Travel marketing in the near future will have many changes due to the impact of the pandemic on travelers’ behavior, advertising budgets, and especially the cookie block policy of the tech giants. So, how are travel marketers looking at the future of travel marketing?
Recently, Sojern partnered with Worldwide Business Research to conduct a survey with 300 global travel marketing leaders about the growth prospects of travel marketing and their views on the cookieless world. The cookie in technology is defined as files created by the website you visit. Third-party cookies created by other websites. These websites own some of the content such as advertisements or images that you see on the website you visit. Senior decision makers participating in the survey are working in the Hospitality (72%), Attractions (21%) and Tourism (7%) sectors.
With consumers’ growing awareness of privacy and data security issues, changes in third-party data policy by major tech companies, as well as user protection regulations such as GDPR, travel marketers must change their marketing strategies in the future, using customer data more responsibly to create authentic online experiences for them.
According to the report, 62% of companies have a high or very high priority regarding readiness around the cookieless world. With that limitation of customer data, travel marketers will have to change the way they harness consumer information to optimize their campaigns.
However, a cookieless world may not be a concern for travel marketers. The percentage of respondents who think that the change in cookies policy could have a significant negative impact in all four regions was 5% or less. Meanwhile, the percentage who think that this change brings a significant positive impact is 2% (Europe), 5% (the Middle East & Africa), 10% (Asia – Pacific), and 11% (North America).
Most notably, almost half of the leaders surveyed said this would have a positive impact on their marketing performance. Europe is the most optimistic region with 51% agreeing with this view. This rate in Asia-Pacific is 43%, in North America is 49% and in Middle East & Africa is 50%.
Explaining this optimism, according to travel marketers, current technology can provide the required customizations for a new future of marketing, and organizations can work together to achieve new ID management solutions. Marketers also argue that data tracking abilities are now more advanced than third party cookies as companies can actively collect user information by offering discounts or promotions to encourage customers to subscribe to newsletters and updates from the company. Even as cookies is gotten rid of, marketers believe that direct ways to reach consumers such as brand presence on social media channels or customer service activities can still drive these businesses forward. And the last reason is optimizing the customer experience by doing extensive market research and based on their previous purchases to provide tailored suggestions for them.
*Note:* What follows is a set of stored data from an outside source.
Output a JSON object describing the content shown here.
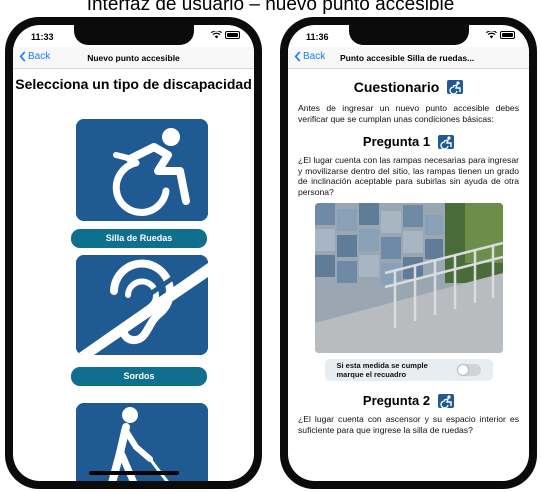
{
  "caption": "Interfaz de usuario – nuevo punto accesible",
  "left_phone": {
    "time": "11:33",
    "back_label": "Back",
    "nav_title": "Nuevo punto accesible",
    "heading": "Selecciona un tipo de discapacidad",
    "categories": [
      {
        "label": "Silla de Ruedas",
        "icon": "wheelchair-icon"
      },
      {
        "label": "Sordos",
        "icon": "deaf-icon"
      },
      {
        "label": "",
        "icon": "blind-icon"
      }
    ]
  },
  "right_phone": {
    "time": "11:36",
    "back_label": "Back",
    "nav_title": "Punto accesible Silla de ruedas...",
    "title": "Cuestionario",
    "intro": "Antes de ingresar un nuevo punto accesible debes verificar que se cumplan unas condiciones básicas:",
    "questions": [
      {
        "heading": "Pregunta 1",
        "text": "¿El lugar cuenta con las rampas necesarias para ingresar y movilizarse dentro del sitio, las rampas tienen un grado de inclinación aceptable para subirlas sin ayuda de otra persona?",
        "toggle_label": "Si esta medida se cumple marque el recuadro",
        "toggle_on": false
      },
      {
        "heading": "Pregunta 2",
        "text": "¿El lugar cuenta con ascensor y su espacio interior es suficiente para que ingrese la silla de ruedas?"
      }
    ]
  },
  "colors": {
    "tile_blue": "#1f5a92",
    "button_teal": "#0e6f8f",
    "ios_blue": "#1a7cf5"
  }
}
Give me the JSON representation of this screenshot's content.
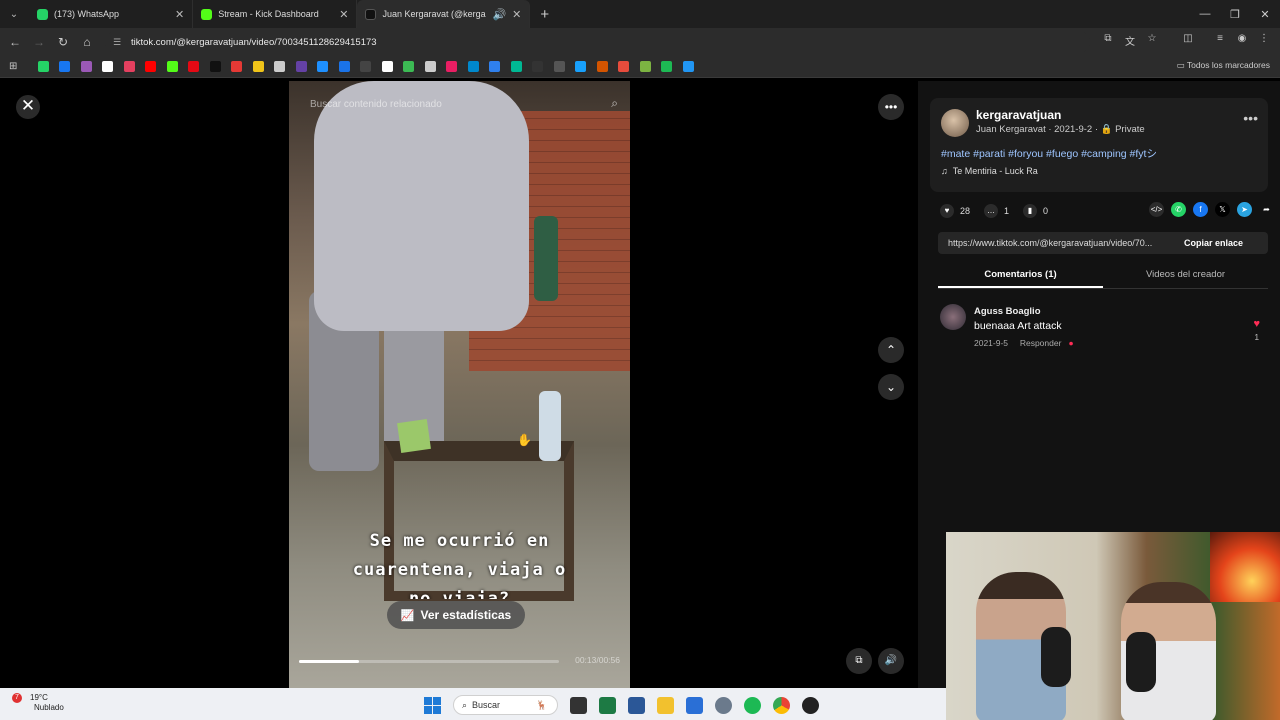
{
  "browser": {
    "tabs": [
      {
        "title": "(173) WhatsApp",
        "color": "#25d366",
        "active": false
      },
      {
        "title": "Stream - Kick Dashboard",
        "color": "#53fc18",
        "active": false
      },
      {
        "title": "Juan Kergaravat (@kergara",
        "color": "#111111",
        "active": true
      }
    ],
    "url": "tiktok.com/@kergaravatjuan/video/7003451128629415173",
    "bookmarks_all_label": "Todos los marcadores",
    "bookmark_colors": [
      "#25d366",
      "#1877f2",
      "#9b59b6",
      "#ffffff",
      "#e4405f",
      "#ff0000",
      "#53fc18",
      "#e50914",
      "#111111",
      "#e53935",
      "#f0c419",
      "#cccccc",
      "#6441a5",
      "#1e90ff",
      "#1a73e8",
      "#444444",
      "#ffffff",
      "#3cba54",
      "#cccccc",
      "#e91e63",
      "#0088cc",
      "#2f80ed",
      "#00b894",
      "#333333",
      "#555555",
      "#18a0fb",
      "#d35400",
      "#e74c3c",
      "#7cb342",
      "#1db954",
      "#2196f3"
    ]
  },
  "video": {
    "search_placeholder": "Buscar contenido relacionado",
    "caption_lines": [
      "Se me ocurrió en",
      "cuarentena, viaja o",
      "no viaja?"
    ],
    "stats_button": "Ver estadísticas",
    "time": "00:13/00:56",
    "progress": 0.23
  },
  "post": {
    "username": "kergaravatjuan",
    "meta": "Juan Kergaravat · 2021-9-2 · 🔒 Private",
    "tags": "#mate #parati #foryou #fuego #camping #fytシ",
    "music": "Te Mentiria - Luck Ra",
    "likes": "28",
    "comments": "1",
    "saves": "0",
    "link": "https://www.tiktok.com/@kergaravatjuan/video/70...",
    "copy_label": "Copiar enlace",
    "tab_comments": "Comentarios (1)",
    "tab_videos": "Videos del creador"
  },
  "comment": {
    "author": "Aguss Boaglio",
    "text": "buenaaa Art attack",
    "date": "2021-9-5",
    "reply": "Responder",
    "likes": "1"
  },
  "taskbar": {
    "temp": "19°C",
    "condition": "Nublado",
    "badge": "7",
    "search_label": "Buscar"
  }
}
According to Dave Goulden, Sojern’s Vice President of Product, “We see great opportunity in the move away from third-party cookies. […] First-party data is a brand’s strongest weapon in cookieless.”
“A brand’s past customers are usually the best-performing audience they will target. Increasingly, it’s important to use digital channels like social, video, and display to reach customers as email open rates rapidly shrink and valuable younger travelers shun email altogether in favor of social and video channels.”
The policy of eliminating cookies has attracted attention recently, however, many marketers see this as an opportunity for experiments and innovations in digital marketing strategies of the travel industry. Many brands feel prepared with alternative ways to reach consumers directly. In a cookieless world, the future of personalization-focused advertising technology will likely be shaped by Machine Learning and Artificial Intelligence.